Stimulating brain cells can stop binge boozing: Study
Researchers have used the emerging technique of optogenetics, which uses light to stimulate neurons, to change alcohol drinking behavior.
Researchers have used the emerging technique of optogenetics, which uses light to stimulate neurons, to change alcohol drinking behavior in rodents.
First author Caroline E. Bass, PhD, assistant professor of pharmacology and toxicology in the UB School of Medicine and Biomedical Sciences explained that by stimulating certain dopamine neurons in a precise pattern, resulting in low but prolonged levels of dopamine release, they could prevent rats from binging. The rats just flat out stopped drinking.
In the experiments, rats were trained to drink alcohol in a way that mimics human binge-drinking behavior.
She said that the rodents continued to avoid alcohol even after the stimulation of neurons ended.
The researchers activated the dopamine neurons through a type of deep brain stimulation, but unlike techniques now used to treat certain neurological disorders, such as severe tremors in Parkinson's disease patients, this new technique, called optogenetics, uses light instead of electricity to stimulate neurons.
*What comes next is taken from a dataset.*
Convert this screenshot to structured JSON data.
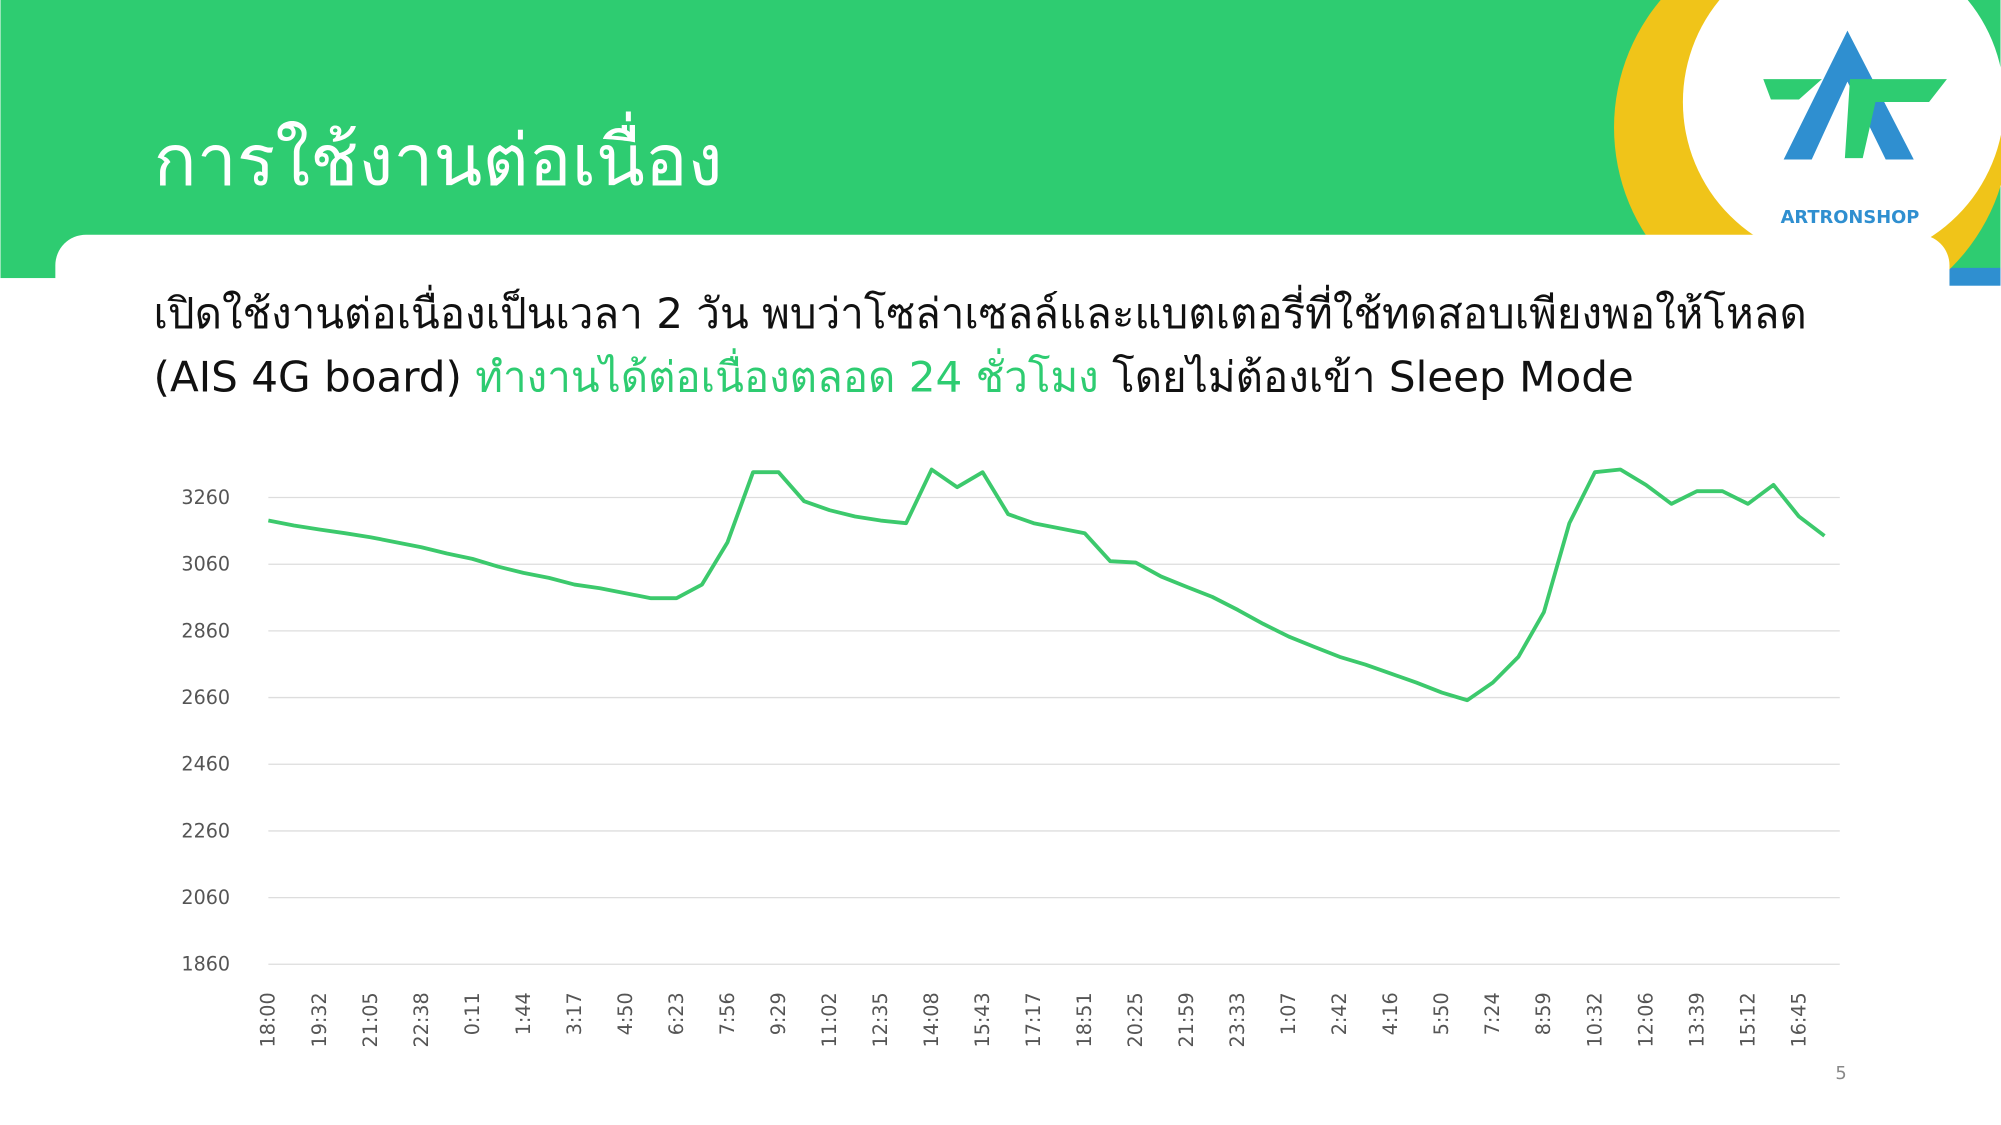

Bass explains that electrical stimulation hits all the neurons, but the brain has many different kinds of neurons, with different neurotransmitters and different functions. Optogenetics allows you to stimulate only one type of neuron at a time.
Bass used a virus to introduce a gene encoding a light-responsive protein into the animals' brains. That protein then activated a specific subpopulation of dopamine neurons in the brain's reward system.
The findings have been published in journals Frontiers in Neuroscience.